Ese último beso quedó hundido en sus labios, aún sensibles, delicados. Lo guardó muy adentro porque solo él sabía que era el último. La gente en la calle borraba poco a poco su rostro, el ruido de la gran vía silenció ese «adiós cariño» y al llegar aquella noche, se apagó por fin la luz de sus ojos. Todo parecía tan real, tan lejano, tan sencillo, tan… Falso.

La presión y el latir de su feminidad daban fuerza a esos labios para fundirse con los suyos mientras el cabello le cubría la cara a medias. El viento, sí, era el viento el que destapaba su rostro y mostraba esa dulzura contenida en mejillas sonrojadas por la fuerza de la pasión, de la despedida hasta no sé cuándo, hasta no sé dónde.
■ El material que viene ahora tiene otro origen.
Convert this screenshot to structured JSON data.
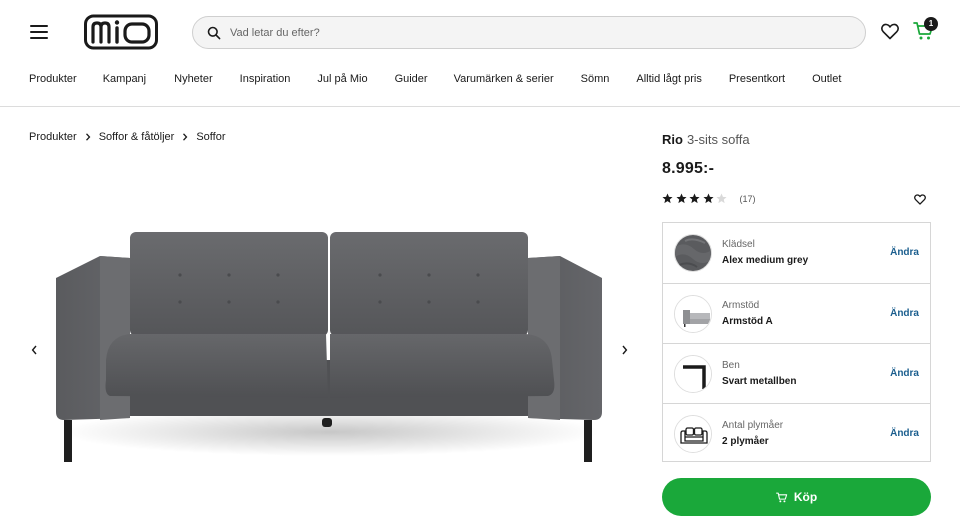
{
  "header": {
    "menu_icon": "hamburger-menu-icon",
    "logo_text": "mio",
    "search": {
      "placeholder": "Vad letar du efter?",
      "value": "",
      "icon": "search-icon"
    },
    "wishlist_icon": "heart-icon",
    "cart": {
      "icon": "cart-icon",
      "count": "1",
      "accent": "#1aa83a"
    }
  },
  "nav": {
    "items": [
      {
        "label": "Produkter"
      },
      {
        "label": "Kampanj"
      },
      {
        "label": "Nyheter"
      },
      {
        "label": "Inspiration"
      },
      {
        "label": "Jul på Mio"
      },
      {
        "label": "Guider"
      },
      {
        "label": "Varumärken & serier"
      },
      {
        "label": "Sömn"
      },
      {
        "label": "Alltid lågt pris"
      },
      {
        "label": "Presentkort"
      },
      {
        "label": "Outlet"
      }
    ]
  },
  "breadcrumb": {
    "items": [
      {
        "label": "Produkter"
      },
      {
        "label": "Soffor & fåtöljer"
      },
      {
        "label": "Soffor"
      }
    ]
  },
  "gallery": {
    "image": "grey-three-seat-sofa",
    "prev_icon": "chevron-left-icon",
    "next_icon": "chevron-right-icon",
    "sofa_color": "#5c5d60"
  },
  "product": {
    "name": "Rio",
    "subtitle": "3-sits soffa",
    "price": "8.995:-",
    "rating": {
      "stars": 4,
      "max": 5,
      "count_text": "(17)"
    },
    "favorite_icon": "heart-icon"
  },
  "options": [
    {
      "label": "Klädsel",
      "value": "Alex medium grey",
      "action": "Ändra",
      "thumb": "fabric-swatch"
    },
    {
      "label": "Armstöd",
      "value": "Armstöd A",
      "action": "Ändra",
      "thumb": "armrest-thumbnail"
    },
    {
      "label": "Ben",
      "value": "Svart metallben",
      "action": "Ändra",
      "thumb": "leg-thumbnail"
    },
    {
      "label": "Antal plymåer",
      "value": "2 plymåer",
      "action": "Ändra",
      "thumb": "cushion-sofa-icon"
    }
  ],
  "buy_button": {
    "label": "Köp",
    "icon": "cart-icon",
    "color": "#1aa83a"
  },
  "colors": {
    "link": "#1b5e8e",
    "border": "#d6d6d6",
    "text": "#1a1a1a"
  }
}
Agitada dijo «adiós cariño» sin pensar. Nunca se despedían así, era ella la que evitaba hacerlo, pero aquella vez fue diferente y no sabía por qué. Era de noche, sus ojos brillaban, los de los dos, ¿sería eso amor?

La decisión estaba tomada desde antes del encuentro, o al menos eso les parecía a los dos. Para ella no había sido más que un beso, para él, una incógnita. Una mentira a sí mismo. Pasaron días, noches en vela, desencuentros programados. El último beso se quedó en Mayo, y ya era Junio. Sería un dulce recuerdo que curaría el tiempo, la gente, la gran vía, mil noches. «Basta ya, déjame» gritó un alma revuelta entre sábanas y labios tiernos, entre almohadas y piel turgente. ¿Sería eso amor?

Dejó las sábanas, la gente, la gran vía, las mil noches, lo dejó todo. 

Dejó todo y fue a perderse. Fue a perderse y se perdió porque ya no había Mayo, ni brillo, ni mejillas, ni labios; estaba ella llorando y la sorprendieron su abrazo, sus caricias, su «te he extrañado». Aquel beso, había sido el último de Mayo, pero nunca sería el último de los dos.